On a Henry Mayo Newhall Hospital nurse's patient-handling lumbar fight, the Santa Clarita Petition for Reconsideration under California Labor Code §5900 runs on the California Labor Code §5903 clock: 25 days from mail service of the adverse WCJ decision, 20 days if served electronically via EAMS under Title 8 CCR section 10605. The Petition specifies the §5903 grounds — newly discovered evidence, fraud, the WCJ acting without or in excess of powers, an unreasonable factual finding, an error of law, or insufficient or excessive findings. On Henry Mayo Newhall / Magic Mountain files, the most-cited grounds are unreasonable factual findings on §5402(b)-presumption rebuttal and errors of law on §4663 apportionment or §4660 occupational-variant calls. The WCAB either modifies or denies; denial opens the §5950 Writ of Review within 45 days.
Injured at work in Santa Clarita? Call (661) 273-1780
Tap to call →Santa Clarita denied claims are litigated at the Van Nuys district office of the Workers' Compensation Appeals Board at 6150 Van Nuys Boulevard, Van Nuys. Yazdchi Law appears at Van Nuys constantly for SCV denial trials and Mandatory Settlement Conferences. The Division of Workers' Compensation publishes the district directory and current procedural rules. Related coverage: Santa Clarita workers' comp claims.

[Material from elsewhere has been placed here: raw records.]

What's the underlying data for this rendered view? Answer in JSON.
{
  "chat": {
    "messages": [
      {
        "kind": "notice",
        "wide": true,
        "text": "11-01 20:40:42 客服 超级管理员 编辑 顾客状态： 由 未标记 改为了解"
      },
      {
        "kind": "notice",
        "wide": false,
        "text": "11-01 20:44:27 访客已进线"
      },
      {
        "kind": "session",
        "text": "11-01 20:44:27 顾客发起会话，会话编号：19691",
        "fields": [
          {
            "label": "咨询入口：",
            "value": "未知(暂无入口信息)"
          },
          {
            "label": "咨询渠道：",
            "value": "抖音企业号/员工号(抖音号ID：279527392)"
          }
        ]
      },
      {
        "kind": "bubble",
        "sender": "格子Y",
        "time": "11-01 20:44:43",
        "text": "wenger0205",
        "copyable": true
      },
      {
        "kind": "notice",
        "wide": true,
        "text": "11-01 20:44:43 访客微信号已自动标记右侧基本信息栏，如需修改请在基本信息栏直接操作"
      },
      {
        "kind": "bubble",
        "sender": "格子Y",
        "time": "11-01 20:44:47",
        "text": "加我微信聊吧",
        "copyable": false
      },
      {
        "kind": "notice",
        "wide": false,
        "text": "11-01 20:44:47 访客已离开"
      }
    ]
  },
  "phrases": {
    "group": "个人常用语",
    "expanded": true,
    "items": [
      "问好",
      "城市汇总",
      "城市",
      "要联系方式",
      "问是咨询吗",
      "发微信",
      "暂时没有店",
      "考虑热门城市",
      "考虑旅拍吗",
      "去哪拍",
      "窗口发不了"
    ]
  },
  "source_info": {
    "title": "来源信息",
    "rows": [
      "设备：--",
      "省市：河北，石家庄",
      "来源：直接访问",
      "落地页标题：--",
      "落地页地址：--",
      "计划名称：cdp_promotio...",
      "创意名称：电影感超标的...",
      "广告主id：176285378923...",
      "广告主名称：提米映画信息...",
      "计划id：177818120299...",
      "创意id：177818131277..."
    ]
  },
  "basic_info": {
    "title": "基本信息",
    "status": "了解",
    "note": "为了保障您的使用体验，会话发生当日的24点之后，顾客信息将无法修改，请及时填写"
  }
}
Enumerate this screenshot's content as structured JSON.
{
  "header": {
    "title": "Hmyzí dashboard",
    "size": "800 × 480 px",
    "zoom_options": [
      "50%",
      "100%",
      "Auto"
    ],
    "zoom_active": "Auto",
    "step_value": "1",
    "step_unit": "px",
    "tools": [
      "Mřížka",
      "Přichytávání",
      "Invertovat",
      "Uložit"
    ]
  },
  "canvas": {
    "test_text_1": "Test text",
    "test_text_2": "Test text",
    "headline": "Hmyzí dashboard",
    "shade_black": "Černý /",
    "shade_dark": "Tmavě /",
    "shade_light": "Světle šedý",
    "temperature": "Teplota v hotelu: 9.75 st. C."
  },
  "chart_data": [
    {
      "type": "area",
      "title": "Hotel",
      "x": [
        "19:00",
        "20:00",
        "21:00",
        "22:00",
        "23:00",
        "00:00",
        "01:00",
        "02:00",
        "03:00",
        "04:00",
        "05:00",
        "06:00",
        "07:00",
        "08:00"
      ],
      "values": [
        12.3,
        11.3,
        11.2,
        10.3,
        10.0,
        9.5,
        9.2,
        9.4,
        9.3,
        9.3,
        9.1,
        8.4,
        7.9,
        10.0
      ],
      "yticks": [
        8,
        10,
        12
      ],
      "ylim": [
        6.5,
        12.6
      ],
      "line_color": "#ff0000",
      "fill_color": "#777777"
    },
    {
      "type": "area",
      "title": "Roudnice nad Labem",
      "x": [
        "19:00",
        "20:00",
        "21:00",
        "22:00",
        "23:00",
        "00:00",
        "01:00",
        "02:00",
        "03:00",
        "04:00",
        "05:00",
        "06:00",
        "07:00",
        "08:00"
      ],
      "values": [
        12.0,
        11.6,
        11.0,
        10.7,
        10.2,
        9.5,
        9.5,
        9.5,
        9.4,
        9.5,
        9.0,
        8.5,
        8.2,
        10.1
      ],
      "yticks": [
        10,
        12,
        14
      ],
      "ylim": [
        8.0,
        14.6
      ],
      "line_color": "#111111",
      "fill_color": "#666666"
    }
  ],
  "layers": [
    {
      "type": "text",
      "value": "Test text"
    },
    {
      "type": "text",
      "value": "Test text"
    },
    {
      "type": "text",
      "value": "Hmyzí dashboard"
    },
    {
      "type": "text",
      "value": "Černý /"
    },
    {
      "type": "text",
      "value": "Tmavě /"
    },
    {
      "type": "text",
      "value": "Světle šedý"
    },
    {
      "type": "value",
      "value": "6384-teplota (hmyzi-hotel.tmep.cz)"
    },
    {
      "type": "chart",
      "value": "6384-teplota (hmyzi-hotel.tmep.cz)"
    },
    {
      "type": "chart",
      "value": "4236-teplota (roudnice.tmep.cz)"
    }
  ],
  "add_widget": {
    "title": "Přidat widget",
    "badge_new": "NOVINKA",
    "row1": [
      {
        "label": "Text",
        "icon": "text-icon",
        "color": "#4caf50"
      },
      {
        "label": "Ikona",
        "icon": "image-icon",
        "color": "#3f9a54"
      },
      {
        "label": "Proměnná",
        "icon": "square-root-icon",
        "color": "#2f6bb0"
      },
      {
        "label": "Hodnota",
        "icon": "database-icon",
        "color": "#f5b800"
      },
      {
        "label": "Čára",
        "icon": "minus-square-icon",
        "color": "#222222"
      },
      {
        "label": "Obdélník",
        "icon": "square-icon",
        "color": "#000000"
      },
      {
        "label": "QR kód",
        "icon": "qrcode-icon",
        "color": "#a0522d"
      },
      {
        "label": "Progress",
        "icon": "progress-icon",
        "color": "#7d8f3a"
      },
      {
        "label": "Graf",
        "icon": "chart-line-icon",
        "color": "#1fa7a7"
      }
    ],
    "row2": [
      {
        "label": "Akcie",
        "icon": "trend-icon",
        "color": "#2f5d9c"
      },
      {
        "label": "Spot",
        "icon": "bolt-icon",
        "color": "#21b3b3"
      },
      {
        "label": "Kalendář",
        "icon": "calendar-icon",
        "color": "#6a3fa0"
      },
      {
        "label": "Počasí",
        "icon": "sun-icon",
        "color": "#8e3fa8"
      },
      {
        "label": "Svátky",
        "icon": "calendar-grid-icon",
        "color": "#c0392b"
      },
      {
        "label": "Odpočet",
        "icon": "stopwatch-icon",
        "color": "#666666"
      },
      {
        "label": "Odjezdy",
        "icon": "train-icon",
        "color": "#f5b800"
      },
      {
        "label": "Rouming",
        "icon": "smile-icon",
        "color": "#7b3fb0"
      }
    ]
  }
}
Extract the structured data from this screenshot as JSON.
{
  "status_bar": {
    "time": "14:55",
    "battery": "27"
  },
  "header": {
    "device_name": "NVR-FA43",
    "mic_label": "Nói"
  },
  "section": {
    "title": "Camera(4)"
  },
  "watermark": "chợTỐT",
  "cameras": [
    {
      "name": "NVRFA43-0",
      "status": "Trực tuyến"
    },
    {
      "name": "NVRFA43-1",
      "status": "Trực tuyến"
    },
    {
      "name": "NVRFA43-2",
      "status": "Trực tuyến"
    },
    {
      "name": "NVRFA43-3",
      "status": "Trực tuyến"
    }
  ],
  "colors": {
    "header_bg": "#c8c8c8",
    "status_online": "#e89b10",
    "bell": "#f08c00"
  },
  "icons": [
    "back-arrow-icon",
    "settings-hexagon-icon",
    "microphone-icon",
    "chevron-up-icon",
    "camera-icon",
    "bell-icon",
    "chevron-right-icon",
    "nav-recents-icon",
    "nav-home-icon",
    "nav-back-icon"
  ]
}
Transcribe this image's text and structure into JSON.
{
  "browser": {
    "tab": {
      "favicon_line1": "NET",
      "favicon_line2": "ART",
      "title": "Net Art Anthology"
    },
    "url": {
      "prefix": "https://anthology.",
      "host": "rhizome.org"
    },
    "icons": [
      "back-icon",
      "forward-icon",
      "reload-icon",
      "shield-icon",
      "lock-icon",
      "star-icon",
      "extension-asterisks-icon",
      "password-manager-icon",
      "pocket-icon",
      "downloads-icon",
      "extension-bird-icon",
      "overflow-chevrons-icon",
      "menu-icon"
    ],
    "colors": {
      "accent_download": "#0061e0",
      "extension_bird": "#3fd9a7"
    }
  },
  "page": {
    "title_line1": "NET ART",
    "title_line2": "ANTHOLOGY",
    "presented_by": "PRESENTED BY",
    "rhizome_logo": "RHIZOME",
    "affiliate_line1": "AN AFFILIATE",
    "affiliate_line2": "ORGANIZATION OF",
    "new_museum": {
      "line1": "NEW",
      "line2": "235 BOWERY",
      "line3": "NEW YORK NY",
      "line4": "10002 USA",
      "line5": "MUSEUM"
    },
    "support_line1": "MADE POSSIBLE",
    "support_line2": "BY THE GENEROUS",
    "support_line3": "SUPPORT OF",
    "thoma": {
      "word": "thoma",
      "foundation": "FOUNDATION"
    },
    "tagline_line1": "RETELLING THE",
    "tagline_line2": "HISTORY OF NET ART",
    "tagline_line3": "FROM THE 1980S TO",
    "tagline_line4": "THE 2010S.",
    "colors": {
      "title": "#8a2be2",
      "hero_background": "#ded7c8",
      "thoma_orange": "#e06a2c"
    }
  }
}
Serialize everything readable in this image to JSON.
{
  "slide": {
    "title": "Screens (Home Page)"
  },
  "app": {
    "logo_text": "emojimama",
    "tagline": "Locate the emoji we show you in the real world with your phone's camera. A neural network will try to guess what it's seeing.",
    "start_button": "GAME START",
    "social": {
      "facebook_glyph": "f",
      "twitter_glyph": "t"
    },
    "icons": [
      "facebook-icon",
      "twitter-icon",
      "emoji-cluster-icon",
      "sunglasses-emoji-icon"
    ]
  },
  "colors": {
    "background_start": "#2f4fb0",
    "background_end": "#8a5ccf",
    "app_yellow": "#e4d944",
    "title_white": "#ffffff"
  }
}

The §5402(b) 90-day insurer decision window starts the day the Santa Clarita worker files the DWC-1, not the day the insurer receives it. On a Henry Mayo Newhall Hospital nurse's patient-handling lumbar fight, common Santa Clarita healthcare, theme-park hospitality, and corporate HQ work insurers hold the file open on QME-panel timing under California Labor Code §4062.2 or UR cycles under California Labor Code §4610 — both of which can blow past 90 days. Under California Labor Code §5402(b), once the window passes, the injury is presumed compensable, rebuttable only by reasonable-diligence evidence. Under California Labor Code §5402(c), $10,000 of immediate medical treatment is owed within one day of the DWC-1 regardless of the 90-day status.
The §5814 25% penalty record on a Santa Clarita denial is built on the dated benefit-payment ledger: when temporary disability under California Labor Code §4650 was due, when it was paid, when treatment under California Labor Code §4600 was requested, when UR ruled, when the §5402(c) one-day medical duty triggered. On a Six Flags Magic Mountain ride-operator's cumulative shoulder case, each delay becomes a separate §5814 trigger. The Henry Mayo Newhall patient-handling spinal injuries, Magic Mountain ride-operator cumulative-trauma, and Valencia corporate-tower repetitive-motion files produces benefit-delay patterns that the Santa Clarita WCAB sees frequently and rules on with focused evidentiary hearings.
Last reviewed by Eman Yazdchi, Esq., May 2026.